スマートフォンについては、時期尚早ではなく、現状に課題があると指摘

小野寺氏
 それは当然、想定しています。“素”のAndroidやWindows Mobileが、なぜ日本であまり受け入れられないのかは、十分考えなければいけないと思います。

―― 一方で日本のモバイルサービスは進んでいると言われています。これを海外に展開させる方法などはあるのでしょうか。

小野寺氏
 色々考えています。ただ、著作権に対する考え方が海外と日本では大きく違います。特にアメリカの場合、ビジネスになると思えば強引にサービスをスタートして、リーガルイシューはそのあとについてくるという考え方がありますよね。日本の場合、それはやりにくいですし、我々オペレーターにやれといわれると困ってしまいます。

 世界各国のリーガルイシューや、カルチャーに合わせた形にしなければ、その国で受け入れられないのではないでしょうか。例えば、我々の着うたフルは、かなりDRMがしっかりしてますが、あれをそのまま海外に持っていってもだめでしょうね。

――講演では“モバイルの次のステップ”としてKindleを挙げていましたが、その意図をもう少し詳しく教えてください。

小野寺氏
 誰がそのサービスをオファーするのかということも関係しています。もちろん我々自らがオファーするなら、色々な考え方があります。逆に、MVNOの仕組みを作ってあるので、それを使って出すこともできるでしょう。

 ただし、ああいう、コンテンツを限定してダウンロードできるサービスの料金をどう考えるのか。これに関しては、まだ見えていません。ダウンロードする時間帯はだいたい限定されるでしょうし、ボリュームも決まってきます。こういうサービスに対する料金が、ケータイと同じでいいのか。バンドルという言葉を使いましたが、特定用途向けの端末については今までの仕組み自体が合わないのだと思います。
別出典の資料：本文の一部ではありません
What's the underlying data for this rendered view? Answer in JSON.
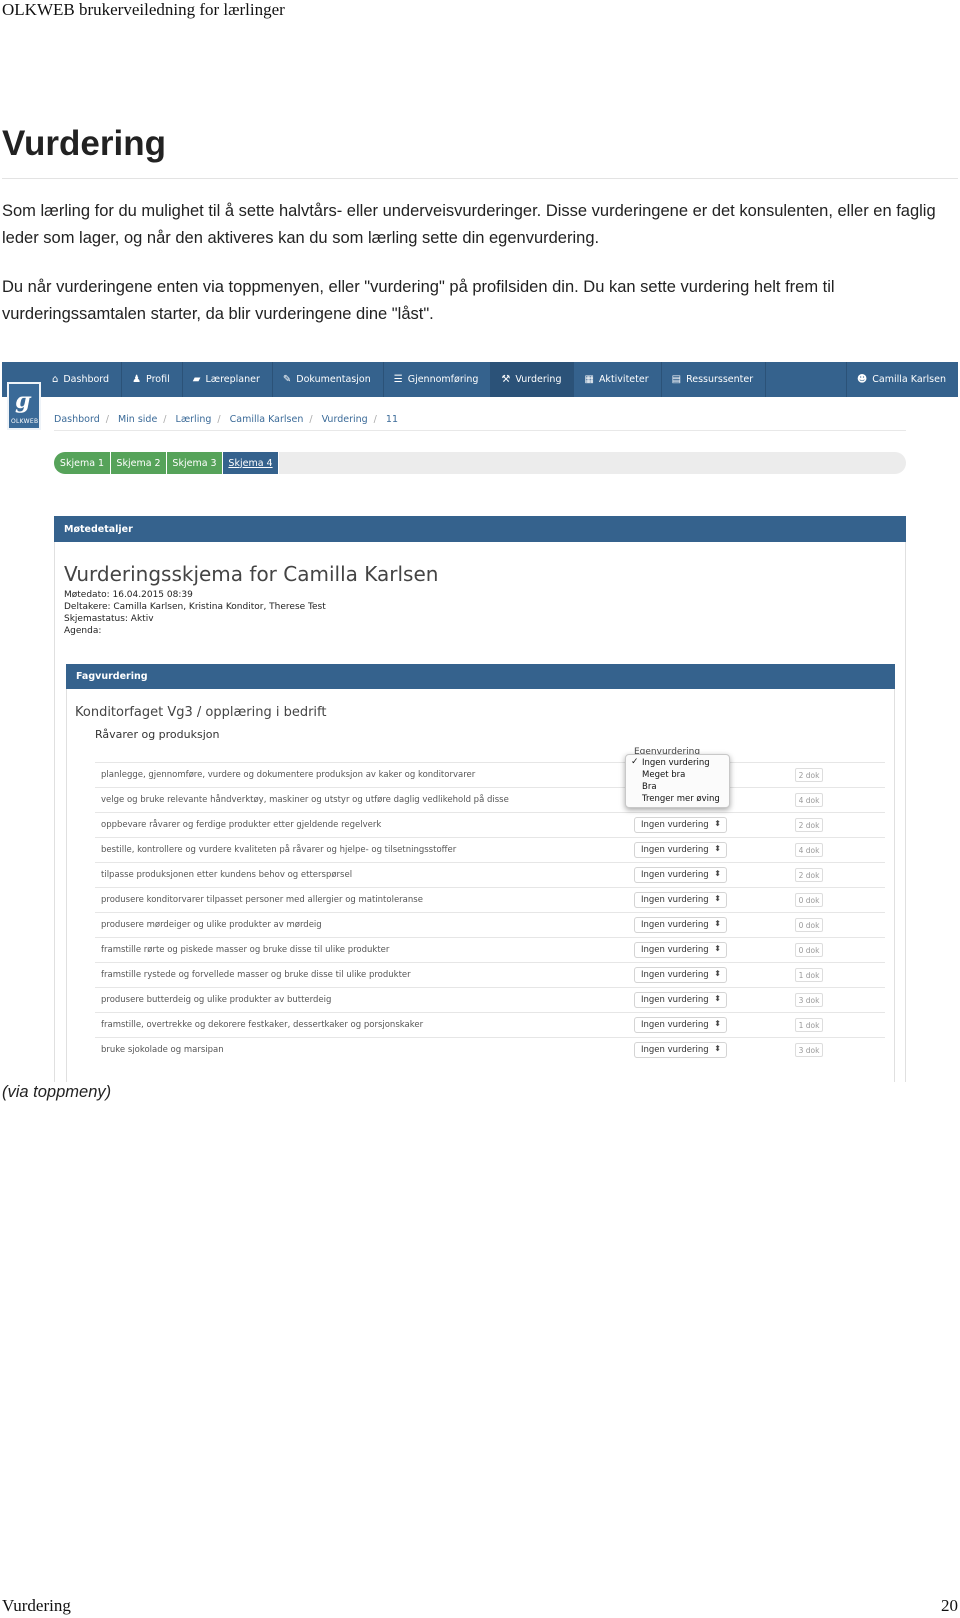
{
  "page": {
    "running_header": "OLKWEB brukerveiledning for lærlinger",
    "title": "Vurdering",
    "paragraphs": [
      "Som lærling for du mulighet til å sette halvtårs- eller underveisvurderinger. Disse vurderingene er det konsulenten, eller en faglig leder som lager, og når den aktiveres kan du som lærling sette din egenvurdering.",
      "Du når vurderingene enten via toppmenyen, eller \"vurdering\" på profilsiden din. Du kan sette vurdering helt frem til vurderingssamtalen starter, da blir vurderingene dine \"låst\"."
    ],
    "caption": "(via toppmeny)",
    "footer_left": "Vurdering",
    "footer_right": "20"
  },
  "screenshot": {
    "logo_text": "OLKWEB",
    "nav": [
      {
        "label": "Dashbord",
        "icon": "home-icon",
        "glyph": "⌂"
      },
      {
        "label": "Profil",
        "icon": "user-icon",
        "glyph": "♟"
      },
      {
        "label": "Læreplaner",
        "icon": "folder-icon",
        "glyph": "▰"
      },
      {
        "label": "Dokumentasjon",
        "icon": "pencil-icon",
        "glyph": "✎"
      },
      {
        "label": "Gjennomføring",
        "icon": "list-icon",
        "glyph": "☰"
      },
      {
        "label": "Vurdering",
        "icon": "gavel-icon",
        "glyph": "⚒"
      },
      {
        "label": "Aktiviteter",
        "icon": "calendar-icon",
        "glyph": "▦"
      },
      {
        "label": "Ressurssenter",
        "icon": "document-icon",
        "glyph": "▤"
      }
    ],
    "user": {
      "label": "Camilla Karlsen",
      "icon": "users-icon",
      "glyph": "☻"
    },
    "breadcrumb": [
      "Dashbord",
      "Min side",
      "Lærling",
      "Camilla Karlsen",
      "Vurdering",
      "11"
    ],
    "tabs": [
      "Skjema 1",
      "Skjema 2",
      "Skjema 3",
      "Skjema 4"
    ],
    "panel_title": "Møtedetaljer",
    "form_title": "Vurderingsskjema for Camilla Karlsen",
    "meta": [
      "Møtedato: 16.04.2015 08:39",
      "Deltakere: Camilla Karlsen, Kristina Konditor, Therese Test",
      "Skjemastatus: Aktiv",
      "Agenda:"
    ],
    "section_title": "Fagvurdering",
    "subject": "Konditorfaget Vg3 / opplæring i bedrift",
    "subsection": "Råvarer og produksjon",
    "column_header": "Egenvurdering",
    "dropdown_options": [
      "Ingen vurdering",
      "Meget bra",
      "Bra",
      "Trenger mer øving"
    ],
    "rows": [
      {
        "criterion": "planlegge, gjennomføre, vurdere og dokumentere produksjon av kaker og konditorvarer",
        "value": "",
        "dok": "2 dok"
      },
      {
        "criterion": "velge og bruke relevante håndverktøy, maskiner og utstyr og utføre daglig vedlikehold på disse",
        "value": "",
        "dok": "4 dok"
      },
      {
        "criterion": "oppbevare råvarer og ferdige produkter etter gjeldende regelverk",
        "value": "Ingen vurdering",
        "dok": "2 dok"
      },
      {
        "criterion": "bestille, kontrollere og vurdere kvaliteten på råvarer og hjelpe- og tilsetningsstoffer",
        "value": "Ingen vurdering",
        "dok": "4 dok"
      },
      {
        "criterion": "tilpasse produksjonen etter kundens behov og etterspørsel",
        "value": "Ingen vurdering",
        "dok": "2 dok"
      },
      {
        "criterion": "produsere konditorvarer tilpasset personer med allergier og matintoleranse",
        "value": "Ingen vurdering",
        "dok": "0 dok"
      },
      {
        "criterion": "produsere mørdeiger og ulike produkter av mørdeig",
        "value": "Ingen vurdering",
        "dok": "0 dok"
      },
      {
        "criterion": "framstille rørte og piskede masser og bruke disse til ulike produkter",
        "value": "Ingen vurdering",
        "dok": "0 dok"
      },
      {
        "criterion": "framstille rystede og forvellede masser og bruke disse til ulike produkter",
        "value": "Ingen vurdering",
        "dok": "1 dok"
      },
      {
        "criterion": "produsere butterdeig og ulike produkter av butterdeig",
        "value": "Ingen vurdering",
        "dok": "3 dok"
      },
      {
        "criterion": "framstille, overtrekke og dekorere festkaker, dessertkaker og porsjonskaker",
        "value": "Ingen vurdering",
        "dok": "1 dok"
      },
      {
        "criterion": "bruke sjokolade og marsipan",
        "value": "Ingen vurdering",
        "dok": "3 dok"
      }
    ],
    "colors": {
      "nav": "#35628d",
      "tab_active": "#56a35a"
    }
  }
}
――では、最後に「Mobile World Congress」に来場されての印象をお聞かせください。

小野寺氏
 日本が成功しているのは間違いないですね。ガラパゴスと言った人もいますが、実は先行していただけということが理解されてきたのではないでしょうか。(展示されていた)端末のほとんどがスマートフォンですが、世界でも、我々のように端末とインフラが同時に動き始めたというのが正しい見方だと思います。

――本日はどうもありがとうございました。